Gibran termenung, duduk di kursinya sambil memperhatikan Rahel yang sedang menjalani pemeriksaan.
Ada bayi?
"Pasien hanya mengalami muntah yang wajar. Tidak perlu khawatir. Mungkin muntahnya lebih sering terjadi, juga dipengaruhi oleh terlalu banyak pikiran." Dokter kembali ke kursinya setelah memeriksa pasiennya, dia mengambil catatan dan mulai menuliskan resep.
Gibran yang diajak bicara oleh dokter hanya diam. Tapi buru-buru dia mengangguk. "Apakah dia baik-baik saja? Wajahnya sangat pucat!"

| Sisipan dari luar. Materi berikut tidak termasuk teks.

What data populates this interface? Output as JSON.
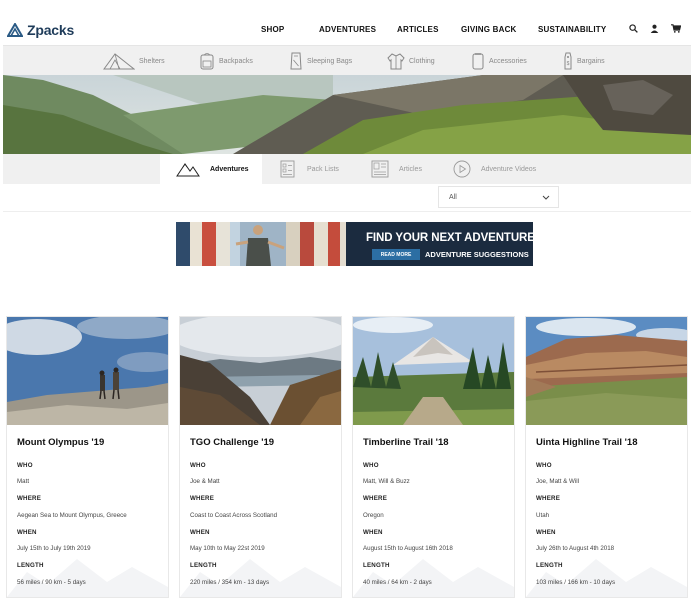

"Yah, nona Rahel baik-baik saja. Nanti saya akan kasih obat, pasien hanya harus banyak istirahat dan sebaiknya tidak terlalu banyak pikiran. Tapi sebenarnya bukan hal aneh, untuk trimester awal. Jadi keluarga harus lebih memperhatikan lagi!" Dokter agak bingung menjelaskannya, karena yang diajaknya bicara adalah remaja laki-laki berseragam SMA.
Rahel yang baru saja selesai membenahi bajunya, duduk di sebelah Gibran. Merasa lega, karena ternyata dia hanya terlalu over thinking. Awalnya dia pikir akan ada kemungkinan harus dirawat di rumah sakit, tapi dokter bilang dia akan baik-baik saja asalkan bisa menjaga pikiran tetap tenang. Semua ini karena Malik!
"Dok, saya masih kuliah. Apakah ada obat yang bisa bikin saya berhenti muntah, karena aktivitas saya jadi terganggu!" Rahel bertanya dengan serius, tapi dokternya malah hanya tersenyum, sehingga muncul kerutan di wajahnya.
"Nona Rahel harus bersabar. Mungkin hal seperti ini hanya terjadi di trimester awal saja. Nanti setelahnya, reaksinya akan lebih ringan!" Dokter memperhatikan gadis muda di depannya dan juga remaja laki-laki di sebelah. Bagaimana anak-anak muda yang masih bodoh dan minim pengetahuan ini akan menjadi orangtua?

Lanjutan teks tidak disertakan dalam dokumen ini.